県民パレードの集会で加藤氏(左から2人目)の支持を呼び掛ける県内野党の幹部ら=15日午後、宇都宮城址公園

 降りしきる雨とは対照的に、訴えは熱を帯びた。

 「今の政権はあまりにも生活から離れている。何としても止めなくてはいけない」。15日午後、宇都宮市内で開かれた県民パレードの集会。立憲民主党新人の加藤千穂(かとうちほ)氏(43)は、「老後資金2千万円問題」をやり玉に挙げ、政権の姿勢を痛烈に批判した。

 集会で共に顔を並べたのは、国民民主、共産、社民、新社会の各党の県組織幹部たち。その5日前、加藤氏を野党統一候補とする政策協定を結んだばかりだった。

 立民が加藤氏を擁立したのは昨年10月。
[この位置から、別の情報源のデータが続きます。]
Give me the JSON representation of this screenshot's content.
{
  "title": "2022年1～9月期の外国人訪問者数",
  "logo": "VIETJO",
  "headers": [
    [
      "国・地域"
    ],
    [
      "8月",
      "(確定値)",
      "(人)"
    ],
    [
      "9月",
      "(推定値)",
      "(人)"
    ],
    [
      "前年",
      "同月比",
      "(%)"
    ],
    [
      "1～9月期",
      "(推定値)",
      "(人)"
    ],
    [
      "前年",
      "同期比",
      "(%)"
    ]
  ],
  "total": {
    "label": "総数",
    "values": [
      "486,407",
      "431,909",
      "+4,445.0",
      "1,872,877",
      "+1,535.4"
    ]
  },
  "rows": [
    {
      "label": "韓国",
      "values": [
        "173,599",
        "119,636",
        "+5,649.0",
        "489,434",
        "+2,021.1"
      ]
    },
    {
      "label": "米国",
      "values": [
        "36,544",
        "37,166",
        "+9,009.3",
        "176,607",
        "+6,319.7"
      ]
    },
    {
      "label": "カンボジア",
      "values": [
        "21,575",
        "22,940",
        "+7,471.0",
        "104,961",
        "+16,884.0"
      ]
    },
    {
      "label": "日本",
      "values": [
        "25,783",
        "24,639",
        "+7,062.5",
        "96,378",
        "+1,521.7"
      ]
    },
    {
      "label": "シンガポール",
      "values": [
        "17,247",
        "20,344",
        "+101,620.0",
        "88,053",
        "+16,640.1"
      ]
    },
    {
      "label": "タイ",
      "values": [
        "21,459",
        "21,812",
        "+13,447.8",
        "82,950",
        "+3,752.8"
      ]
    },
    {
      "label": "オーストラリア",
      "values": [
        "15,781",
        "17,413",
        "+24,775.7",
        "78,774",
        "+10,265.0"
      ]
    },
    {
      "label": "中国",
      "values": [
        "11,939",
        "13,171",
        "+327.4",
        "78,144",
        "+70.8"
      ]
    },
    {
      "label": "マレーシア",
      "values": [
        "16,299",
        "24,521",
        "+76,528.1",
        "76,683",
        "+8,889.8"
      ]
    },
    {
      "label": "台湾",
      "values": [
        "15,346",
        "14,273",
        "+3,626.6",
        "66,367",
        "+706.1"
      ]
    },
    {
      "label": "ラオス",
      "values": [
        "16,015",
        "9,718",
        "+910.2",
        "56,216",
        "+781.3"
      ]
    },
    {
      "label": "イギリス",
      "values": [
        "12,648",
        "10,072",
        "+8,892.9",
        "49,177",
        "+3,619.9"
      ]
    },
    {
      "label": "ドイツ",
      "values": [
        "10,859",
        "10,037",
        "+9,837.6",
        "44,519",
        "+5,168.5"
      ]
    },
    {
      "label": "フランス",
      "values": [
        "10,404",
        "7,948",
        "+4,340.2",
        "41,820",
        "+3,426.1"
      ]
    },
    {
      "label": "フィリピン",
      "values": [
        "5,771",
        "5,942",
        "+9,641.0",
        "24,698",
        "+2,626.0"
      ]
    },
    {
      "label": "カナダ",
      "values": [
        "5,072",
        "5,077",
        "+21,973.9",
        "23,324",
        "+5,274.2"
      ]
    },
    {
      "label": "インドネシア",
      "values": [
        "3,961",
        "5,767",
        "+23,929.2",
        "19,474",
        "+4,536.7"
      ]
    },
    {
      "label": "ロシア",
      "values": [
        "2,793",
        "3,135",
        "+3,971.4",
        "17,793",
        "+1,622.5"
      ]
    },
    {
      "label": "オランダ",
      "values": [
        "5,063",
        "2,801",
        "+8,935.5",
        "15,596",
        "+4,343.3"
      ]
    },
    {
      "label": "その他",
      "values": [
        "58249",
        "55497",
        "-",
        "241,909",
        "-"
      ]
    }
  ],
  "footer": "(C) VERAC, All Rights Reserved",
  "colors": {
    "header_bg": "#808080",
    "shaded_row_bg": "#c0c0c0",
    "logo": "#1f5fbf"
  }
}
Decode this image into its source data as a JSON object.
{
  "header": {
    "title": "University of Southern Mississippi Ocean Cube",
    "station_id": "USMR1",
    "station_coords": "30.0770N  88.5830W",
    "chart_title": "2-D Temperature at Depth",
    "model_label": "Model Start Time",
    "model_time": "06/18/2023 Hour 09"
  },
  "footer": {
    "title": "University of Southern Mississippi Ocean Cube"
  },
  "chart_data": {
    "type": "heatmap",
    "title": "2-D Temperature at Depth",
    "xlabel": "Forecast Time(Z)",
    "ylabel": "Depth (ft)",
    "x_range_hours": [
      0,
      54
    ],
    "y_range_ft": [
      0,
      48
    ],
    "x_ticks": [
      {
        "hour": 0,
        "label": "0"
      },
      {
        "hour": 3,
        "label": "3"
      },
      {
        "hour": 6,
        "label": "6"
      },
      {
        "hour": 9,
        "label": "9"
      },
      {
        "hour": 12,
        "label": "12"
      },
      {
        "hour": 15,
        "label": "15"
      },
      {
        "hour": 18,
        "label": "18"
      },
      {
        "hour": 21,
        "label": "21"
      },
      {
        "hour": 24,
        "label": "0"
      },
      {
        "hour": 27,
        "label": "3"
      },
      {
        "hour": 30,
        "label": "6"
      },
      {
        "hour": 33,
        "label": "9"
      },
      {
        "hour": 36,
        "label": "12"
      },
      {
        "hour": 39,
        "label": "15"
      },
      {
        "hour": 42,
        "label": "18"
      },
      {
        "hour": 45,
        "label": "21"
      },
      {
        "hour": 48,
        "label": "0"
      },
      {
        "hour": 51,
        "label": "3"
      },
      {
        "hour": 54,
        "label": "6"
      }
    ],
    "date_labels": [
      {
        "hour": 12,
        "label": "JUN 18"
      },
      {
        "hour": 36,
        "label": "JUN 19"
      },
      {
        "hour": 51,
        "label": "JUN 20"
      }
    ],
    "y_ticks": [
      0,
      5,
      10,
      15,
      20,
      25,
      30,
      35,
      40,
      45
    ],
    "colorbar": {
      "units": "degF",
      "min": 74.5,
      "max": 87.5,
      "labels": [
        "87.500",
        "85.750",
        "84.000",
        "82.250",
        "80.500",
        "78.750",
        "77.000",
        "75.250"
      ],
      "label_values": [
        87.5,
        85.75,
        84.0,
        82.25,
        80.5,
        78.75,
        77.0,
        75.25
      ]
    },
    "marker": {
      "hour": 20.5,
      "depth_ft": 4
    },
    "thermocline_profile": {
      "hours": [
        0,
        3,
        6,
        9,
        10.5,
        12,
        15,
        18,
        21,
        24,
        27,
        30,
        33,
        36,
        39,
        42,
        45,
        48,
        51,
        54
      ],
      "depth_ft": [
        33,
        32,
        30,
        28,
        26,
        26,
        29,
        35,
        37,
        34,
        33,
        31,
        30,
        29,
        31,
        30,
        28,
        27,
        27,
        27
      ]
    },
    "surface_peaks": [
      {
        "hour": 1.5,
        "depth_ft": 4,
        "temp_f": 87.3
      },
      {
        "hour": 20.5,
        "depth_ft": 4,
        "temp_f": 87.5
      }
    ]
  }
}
全国に32ある1人区のうち、最初の公認候補となった。野党の一本化は5月とずれ込んだものの、立民県連の松井正一(まついしょういち)幹事長は「しっかり準備ができて、支援の輪を広げることができた」と前向きに受け止める。

 この半年、加藤氏は支援団体へのあいさつ回りやミニ集会などを精力的にこなし、街頭演説は300回を超えた。無党派層や若者向けに会員制交流サイト(SNS)も駆使。「20年先も。つながる栃木」をキーワードに若さをアピールするほか、15年間の衆院議員秘書の経験や女性の視点で政策を訴えてきた。

 陣営が特に力を入れるのは投票率の向上だ。リーフレットの表紙には「投票率10%アップ」と記し、街頭でも有権者に呼び掛ける。低投票率は組織力で勝る自民党に有利とされるだけに、投票率向上で無党派層の支持を集め得票の上積みを図る。

 2016年参院選に続く野党共闘だが、政党公認の加藤氏を囲む態勢は異なる様相を見せる。前回は無所属候補を各党が推薦。今回、国民、共産などは支持にとどめた。選挙対策本部も、従来の国政選挙のように政党と連合栃木が合同で組織するのではなく、各選対が緩やかに連携する形を取っている。

 旧民進党が分裂した影響も影を落とす。立民、国民の支援母体・連合栃木は今回、選挙区と比例で別の政党を支援することを余儀なくされている。股裂き状態は否めず、ある産別労組の幹部は「比例で組織内候補を抱える産別は、他党の候補者も応援する余裕はないのではないか」と明かす。

 北海道出身の加藤氏にとって知名度不足も依然として課題。引き続き支持基盤を固めながら、今後は街頭活動やSNSをさらに活用し、露出を高める作戦だ。

 「やっと態勢が整い、これからが勝負」と陣営幹部。公示前に少しでも差を縮め、9年ぶりの議席奪還を狙う。